几乎在阮芋消息发出去的下一秒,萧樾的视频就打过来了。
手机的震动似是能传导电流,阮芋像被电到,突然手足无措地把手机丢到关晓荷手里。
关晓荷立刻把这个烫手山芋掷回去,闪得老远说
“你自己接,别拍到我,我可没换衣服。”
这一折腾,十几秒过去了。
阮芋像是下了极大决心,又装作轻描淡写,指尖轻触屏幕,视频接通了。
画面显现的瞬间,她立刻转换镜头,举起手机对准飘窗外面的天空。
屏幕上跳出萧樾的脸。
坦坦荡荡的、角度刁钻的,似是把手机拿在手上,坐在某个地方随便低头查看的姿势。
他身边环境很暗,仅有微弱的光线照出脸部轮廓和五官,身后隐隐约约是一片灌木丛。
那双漆黑眼睛却像水洗过一般亮。
如果阮芋稍微细想一下,应该不难发现,将他眼睛照亮的,是来自她这边的,遥远而温暖的光线。
从下巴下边往上照的非人类角度,也就他能维持住帅气了,眼睛是眼睛鼻子是鼻子,漂亮得无懈可击,换个人绝对丑的没眼看。
阮芋摸了摸后颈,问他“听得到我说话吗”
烟花爆竹声像雨点一般密集,她的声音轻轻细细,不用心分辨,很难听出来。
但萧樾还是说“能听见。
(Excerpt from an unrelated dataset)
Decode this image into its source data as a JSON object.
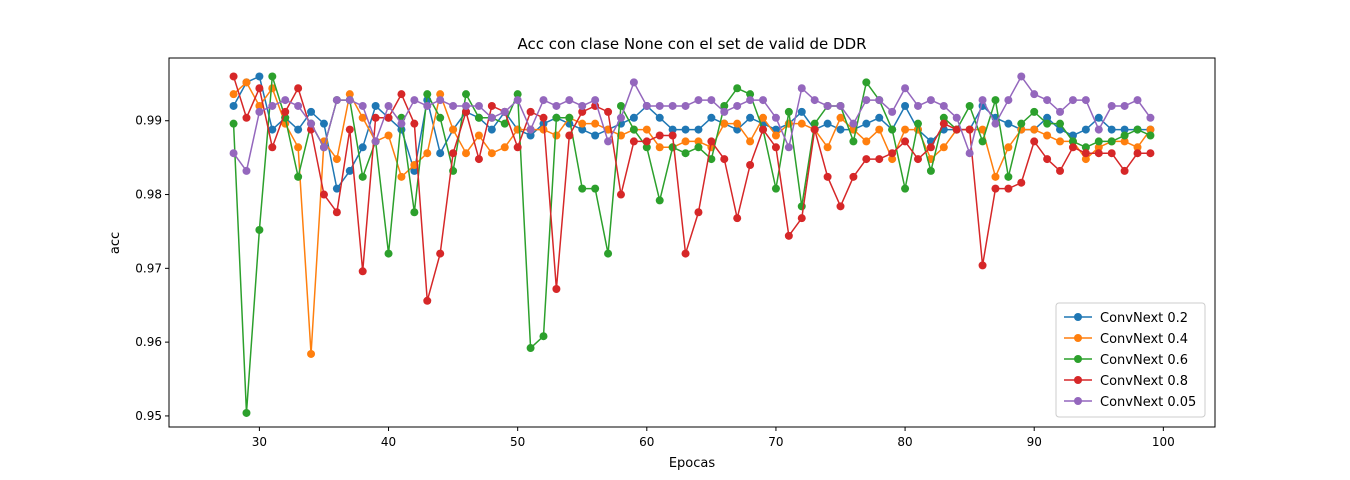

”
他耳朵大概安装了捕获她声音的雷达,环境再嘈杂,也能轻而易举区分出来。
一朵朵色彩斑斓的烟花在天空爆开,数量之多,近乎连成一片此起彼伏的花海。
阮芋将手机举高些,更贴近窗户,似是想让他近距离感受这份热闹欢欣。
知道他看不见她,她的目光从小心翼翼变得放肆,已经停留在他脸上很久。
表情还是又冷又拽的,朦胧的光线柔和了锋利的轮廓,唇边勾着一弯若有似无的弧度,深邃视线直勾勾盯着手机屏幕,似是能透过电子设备,直视进远在天边的她眼底。
阮芋不自觉放轻呼吸。
下一秒,就见屏幕中角度倾斜的俊脸忽然摆正,五官缓慢放大,再放大
阮芋一惊,忍不住喊了声“你干嘛”
说完才意识到对方根本不在她面前,这个动作只是在凑近镜头,不是凑近她。
萧樾一脸的云淡风轻,似是看透她色厉内荏“你紧张什么”
阮芋的声音很没底气“我哪有。倒是你,突然凑近干嘛”
“除了看烟花,你觉得我还能看到别的吗。”
“哦”
萧樾在撒谎。
刚才某一瞬间,无数缤纷火光的映衬下,他看见窗玻璃上映出了一张娇小皎洁的脸。
微仰着头,目光紧盯举在半空中的手机,杏眼弯弯,身上穿浅米色毛呢大衣,双腿朝同一边叠放,两只小脚勾在一起,看起来心情很好的样子。
所以他才凑近观察。
此时,窗外的烟花节目似乎来到中场休息,半片天幕沉寂下来,喧嚣也平息了不少。
阮芋的手正好有些酸了。
缓缓将手机放到平视位置,不知道该说点什么,萧樾及时出声缓解了尴尬
“你家在哪个城市”
阮芋“桃县,不过我现在不在市区,而是在小时候住的乡镇里,也就是爷爷奶奶的房子里。”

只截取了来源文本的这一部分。